Когда журнал завоевал огромный успех, я почувствовал, что его редактор имеет право разделить с ним этот успех, и сказал Теккерею о своем намерении послать ему чек на сумму вдвое больше оговоренной, как вознаграждение редактору. Теккерей совершенно этого не ожидал и на мгновение потерял власть над собой, его губы задрожали, и он заплакал, пробормотав, что не привык к подобному. Впрочем любой знак доброты всегда его трогал. Наша дружба стала очень тесной и мы уже не чинились друг с другом. Теккерей в собственных делах был весьма непрактичен и поверял мне свои неприятности. "Ну что же,шутливо отвечал я, слегка перефразируя Шекспира, - источник ведом вам, где дикий тмин растет". Однако самоуважение мешало ему часто прибегать к чужой помощи. Способ, каким он показывал мне, что чек пришелся бы кстати, был совершенно в его духе: он входил в мой кабинет на Пэлл-Мэлл, вывернув оба брючных кармана, - безмолвное и выразительное доказательство того, что они пусты. Я доставал чековую книжку и вопросительно поглядывал на него. Он называл требуемую сумму, и деловая операция завершалась.

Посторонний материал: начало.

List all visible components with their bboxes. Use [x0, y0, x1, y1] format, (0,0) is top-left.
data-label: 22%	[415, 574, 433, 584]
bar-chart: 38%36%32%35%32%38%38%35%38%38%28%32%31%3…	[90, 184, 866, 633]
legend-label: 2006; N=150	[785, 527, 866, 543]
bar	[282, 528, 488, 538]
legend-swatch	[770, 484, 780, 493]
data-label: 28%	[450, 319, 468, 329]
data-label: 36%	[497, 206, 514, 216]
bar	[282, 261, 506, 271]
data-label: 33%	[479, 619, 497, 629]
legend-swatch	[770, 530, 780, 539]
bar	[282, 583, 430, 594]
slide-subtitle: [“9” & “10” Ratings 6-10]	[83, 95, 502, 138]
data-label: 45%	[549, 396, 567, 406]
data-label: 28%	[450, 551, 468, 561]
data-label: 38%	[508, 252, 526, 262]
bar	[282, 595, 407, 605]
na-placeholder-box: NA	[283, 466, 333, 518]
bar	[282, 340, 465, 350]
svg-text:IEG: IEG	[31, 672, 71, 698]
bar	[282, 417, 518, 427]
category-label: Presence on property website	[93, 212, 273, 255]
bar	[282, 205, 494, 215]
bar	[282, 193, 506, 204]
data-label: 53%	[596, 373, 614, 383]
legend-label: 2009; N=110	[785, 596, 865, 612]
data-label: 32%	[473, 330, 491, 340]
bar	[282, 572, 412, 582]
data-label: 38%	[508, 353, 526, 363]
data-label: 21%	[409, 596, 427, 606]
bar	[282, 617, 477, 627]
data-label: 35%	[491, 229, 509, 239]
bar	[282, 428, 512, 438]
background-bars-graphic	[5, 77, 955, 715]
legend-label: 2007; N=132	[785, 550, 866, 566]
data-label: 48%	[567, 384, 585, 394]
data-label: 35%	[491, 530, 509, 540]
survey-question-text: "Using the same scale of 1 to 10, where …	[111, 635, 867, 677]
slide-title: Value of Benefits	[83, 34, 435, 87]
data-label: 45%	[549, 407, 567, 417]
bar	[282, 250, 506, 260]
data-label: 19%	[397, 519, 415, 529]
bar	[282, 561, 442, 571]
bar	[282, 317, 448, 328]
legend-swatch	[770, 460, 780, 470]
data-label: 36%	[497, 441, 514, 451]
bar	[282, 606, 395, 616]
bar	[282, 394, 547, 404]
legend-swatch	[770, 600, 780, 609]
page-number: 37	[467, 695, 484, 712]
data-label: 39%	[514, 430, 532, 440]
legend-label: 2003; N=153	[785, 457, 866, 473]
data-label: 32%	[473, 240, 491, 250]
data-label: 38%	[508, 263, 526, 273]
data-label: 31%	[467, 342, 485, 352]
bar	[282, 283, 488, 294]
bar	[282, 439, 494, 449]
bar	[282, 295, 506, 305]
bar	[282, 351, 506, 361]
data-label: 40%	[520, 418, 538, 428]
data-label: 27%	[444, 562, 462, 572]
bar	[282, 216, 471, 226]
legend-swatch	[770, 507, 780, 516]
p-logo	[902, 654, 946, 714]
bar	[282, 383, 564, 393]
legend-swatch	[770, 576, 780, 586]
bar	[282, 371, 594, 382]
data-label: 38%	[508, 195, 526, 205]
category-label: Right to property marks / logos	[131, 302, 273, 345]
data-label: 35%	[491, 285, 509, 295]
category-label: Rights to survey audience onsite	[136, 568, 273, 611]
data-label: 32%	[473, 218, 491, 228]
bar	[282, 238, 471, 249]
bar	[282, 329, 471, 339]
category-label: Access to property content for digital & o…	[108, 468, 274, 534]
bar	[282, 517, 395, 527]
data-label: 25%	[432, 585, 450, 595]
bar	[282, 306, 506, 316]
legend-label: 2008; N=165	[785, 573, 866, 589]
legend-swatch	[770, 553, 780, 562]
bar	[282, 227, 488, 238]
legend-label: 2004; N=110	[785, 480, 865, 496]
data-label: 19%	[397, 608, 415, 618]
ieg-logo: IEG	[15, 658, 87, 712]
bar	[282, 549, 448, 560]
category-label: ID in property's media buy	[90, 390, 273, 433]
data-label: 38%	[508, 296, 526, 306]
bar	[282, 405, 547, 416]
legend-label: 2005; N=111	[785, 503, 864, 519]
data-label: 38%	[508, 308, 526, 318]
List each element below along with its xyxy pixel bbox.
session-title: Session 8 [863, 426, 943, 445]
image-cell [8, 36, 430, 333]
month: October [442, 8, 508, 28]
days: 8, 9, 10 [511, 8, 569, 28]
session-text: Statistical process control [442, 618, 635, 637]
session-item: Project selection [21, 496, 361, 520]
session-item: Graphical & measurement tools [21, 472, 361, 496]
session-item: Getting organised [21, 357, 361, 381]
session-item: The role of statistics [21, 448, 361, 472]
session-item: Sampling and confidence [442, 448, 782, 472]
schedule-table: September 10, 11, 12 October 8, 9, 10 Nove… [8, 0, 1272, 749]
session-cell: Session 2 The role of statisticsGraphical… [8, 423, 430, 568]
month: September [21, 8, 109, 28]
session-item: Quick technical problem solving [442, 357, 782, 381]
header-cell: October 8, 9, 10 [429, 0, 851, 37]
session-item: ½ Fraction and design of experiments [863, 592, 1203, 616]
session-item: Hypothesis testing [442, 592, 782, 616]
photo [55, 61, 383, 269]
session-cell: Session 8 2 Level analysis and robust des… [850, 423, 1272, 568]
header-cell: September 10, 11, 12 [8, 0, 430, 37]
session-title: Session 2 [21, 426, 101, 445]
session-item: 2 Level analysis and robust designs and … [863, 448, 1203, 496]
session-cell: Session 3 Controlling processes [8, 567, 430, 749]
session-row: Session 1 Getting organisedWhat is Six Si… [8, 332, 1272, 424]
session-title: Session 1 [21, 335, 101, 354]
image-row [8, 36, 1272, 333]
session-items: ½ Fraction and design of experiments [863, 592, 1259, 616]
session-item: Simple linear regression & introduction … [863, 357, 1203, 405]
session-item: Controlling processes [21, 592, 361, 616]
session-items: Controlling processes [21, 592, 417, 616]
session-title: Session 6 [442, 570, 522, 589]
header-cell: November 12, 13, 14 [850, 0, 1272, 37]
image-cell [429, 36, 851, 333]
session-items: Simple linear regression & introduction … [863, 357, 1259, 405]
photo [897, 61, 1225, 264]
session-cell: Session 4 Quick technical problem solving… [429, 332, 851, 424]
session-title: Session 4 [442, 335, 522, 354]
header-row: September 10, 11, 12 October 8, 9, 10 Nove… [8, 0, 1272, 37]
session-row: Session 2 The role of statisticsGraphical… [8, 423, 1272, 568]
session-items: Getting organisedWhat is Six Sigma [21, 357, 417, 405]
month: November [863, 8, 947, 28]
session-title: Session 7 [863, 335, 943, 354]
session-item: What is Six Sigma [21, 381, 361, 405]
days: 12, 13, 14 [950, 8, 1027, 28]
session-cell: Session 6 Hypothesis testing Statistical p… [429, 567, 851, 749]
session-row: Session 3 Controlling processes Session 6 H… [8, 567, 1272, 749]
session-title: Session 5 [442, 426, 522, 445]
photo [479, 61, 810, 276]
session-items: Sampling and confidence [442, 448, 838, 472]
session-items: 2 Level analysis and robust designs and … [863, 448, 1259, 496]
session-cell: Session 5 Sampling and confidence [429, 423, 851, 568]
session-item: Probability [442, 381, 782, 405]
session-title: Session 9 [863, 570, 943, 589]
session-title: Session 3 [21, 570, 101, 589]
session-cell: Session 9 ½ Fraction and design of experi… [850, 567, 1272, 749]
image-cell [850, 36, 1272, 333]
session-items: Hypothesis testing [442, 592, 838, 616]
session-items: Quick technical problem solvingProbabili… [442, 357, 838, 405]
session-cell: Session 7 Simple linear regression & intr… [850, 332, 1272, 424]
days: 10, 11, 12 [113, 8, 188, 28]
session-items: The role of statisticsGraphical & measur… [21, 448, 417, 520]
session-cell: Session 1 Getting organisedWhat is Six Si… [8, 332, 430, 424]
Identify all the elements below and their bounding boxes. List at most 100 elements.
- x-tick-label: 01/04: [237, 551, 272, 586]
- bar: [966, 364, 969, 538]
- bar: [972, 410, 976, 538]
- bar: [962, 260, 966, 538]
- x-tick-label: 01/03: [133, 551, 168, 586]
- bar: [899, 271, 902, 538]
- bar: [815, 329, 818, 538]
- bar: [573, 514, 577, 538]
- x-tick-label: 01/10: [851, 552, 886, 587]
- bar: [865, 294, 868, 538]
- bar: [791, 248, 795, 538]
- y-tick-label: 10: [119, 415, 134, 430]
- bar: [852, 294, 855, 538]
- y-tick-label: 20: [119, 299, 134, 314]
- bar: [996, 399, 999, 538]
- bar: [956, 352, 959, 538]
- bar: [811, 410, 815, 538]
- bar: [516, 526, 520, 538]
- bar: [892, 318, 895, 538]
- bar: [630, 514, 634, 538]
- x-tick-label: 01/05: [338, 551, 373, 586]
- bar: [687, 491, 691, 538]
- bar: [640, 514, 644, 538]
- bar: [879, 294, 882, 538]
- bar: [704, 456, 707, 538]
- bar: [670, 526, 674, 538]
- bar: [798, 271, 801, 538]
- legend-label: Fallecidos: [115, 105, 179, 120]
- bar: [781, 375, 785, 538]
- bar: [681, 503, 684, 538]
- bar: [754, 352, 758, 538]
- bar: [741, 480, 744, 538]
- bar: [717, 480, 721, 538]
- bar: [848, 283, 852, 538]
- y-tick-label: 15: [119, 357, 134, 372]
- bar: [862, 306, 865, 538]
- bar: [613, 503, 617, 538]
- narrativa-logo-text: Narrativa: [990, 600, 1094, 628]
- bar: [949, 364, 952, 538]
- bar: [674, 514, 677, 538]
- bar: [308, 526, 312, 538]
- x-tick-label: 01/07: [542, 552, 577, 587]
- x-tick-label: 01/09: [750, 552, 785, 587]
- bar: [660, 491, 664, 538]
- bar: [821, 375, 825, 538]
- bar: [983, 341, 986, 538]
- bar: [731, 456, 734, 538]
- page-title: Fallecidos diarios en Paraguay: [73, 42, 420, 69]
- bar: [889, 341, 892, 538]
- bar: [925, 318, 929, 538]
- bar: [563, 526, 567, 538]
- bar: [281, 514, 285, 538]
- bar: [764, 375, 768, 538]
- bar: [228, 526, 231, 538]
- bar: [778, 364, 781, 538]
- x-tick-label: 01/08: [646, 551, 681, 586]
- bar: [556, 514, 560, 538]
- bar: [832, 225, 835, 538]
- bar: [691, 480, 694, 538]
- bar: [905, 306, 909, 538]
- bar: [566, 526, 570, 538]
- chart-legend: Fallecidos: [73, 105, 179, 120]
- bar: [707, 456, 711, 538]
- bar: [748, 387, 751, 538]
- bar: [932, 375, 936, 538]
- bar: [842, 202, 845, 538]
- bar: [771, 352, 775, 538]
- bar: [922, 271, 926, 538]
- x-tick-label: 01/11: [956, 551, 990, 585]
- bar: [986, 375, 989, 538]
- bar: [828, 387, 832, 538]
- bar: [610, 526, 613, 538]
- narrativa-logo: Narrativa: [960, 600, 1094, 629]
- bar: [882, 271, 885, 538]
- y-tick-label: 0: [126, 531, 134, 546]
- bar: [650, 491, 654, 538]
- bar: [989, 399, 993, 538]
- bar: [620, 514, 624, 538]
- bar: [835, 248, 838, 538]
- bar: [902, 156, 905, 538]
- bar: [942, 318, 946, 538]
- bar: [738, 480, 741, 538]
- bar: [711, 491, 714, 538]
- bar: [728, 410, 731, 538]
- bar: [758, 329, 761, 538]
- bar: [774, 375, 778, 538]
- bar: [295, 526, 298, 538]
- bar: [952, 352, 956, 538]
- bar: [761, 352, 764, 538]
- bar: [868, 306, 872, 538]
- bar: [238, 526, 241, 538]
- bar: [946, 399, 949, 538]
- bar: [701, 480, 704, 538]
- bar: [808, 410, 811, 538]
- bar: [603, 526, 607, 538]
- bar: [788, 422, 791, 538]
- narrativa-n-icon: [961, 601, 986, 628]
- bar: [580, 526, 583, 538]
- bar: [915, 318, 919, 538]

Наши труды на ниве "Корнхилла" мы скрашивали ежемесячными обедами. Более или менее постоянные сотрудники журнала все время, пока мы оставались в Лондоне, каждый месяц собирались за моим столом на Глостер-сквер, и эти "корнхиллские обеды" были удивительно приятными и интересными. Теккерей не пропускал ни единого, хотя часто недомогал. За таким обедом Троллопу предстояло познакомиться с Теккереем и он предвкушал это знакомство не меньше, чем сам обед. И вот я подошел к Теккерею и представил ему Троллопа со всеми положенными комплиментами. Теккерей буркнул: "Как поживаете?" и - к моему удивлению и гневу Троллопа - повернулся на каблуках и отошел. В то время он был нездоров и именно в эту минуту испытал мучительный спазм, но мы, разумеется, об этом и не подозревали. Никогда не забуду выражения лица Троллопа в ту минуту! Все, кто знавал Троллопа, помнят, какой свирепый принимал он вид, если у него был достаточный - а иной раз и недостаточный повод оскорбиться! На следующее утро он явился ко мне, кипя негодованием, и объявил, что накануне не хлопнул дверью только потому, что был у меня впервые, а затем поклялся, что больше в жизни не раскланяется с Теккереем и т. д., и т. п. Я постарался его успокоить, насколько было в моих силах. Он же при всей своей вспыльчивости и раздражительности был прекрасным, добрым человеком и, мне кажется, ушел от меня успокоенным. Потом они с Теккереем стали близкими друзьями.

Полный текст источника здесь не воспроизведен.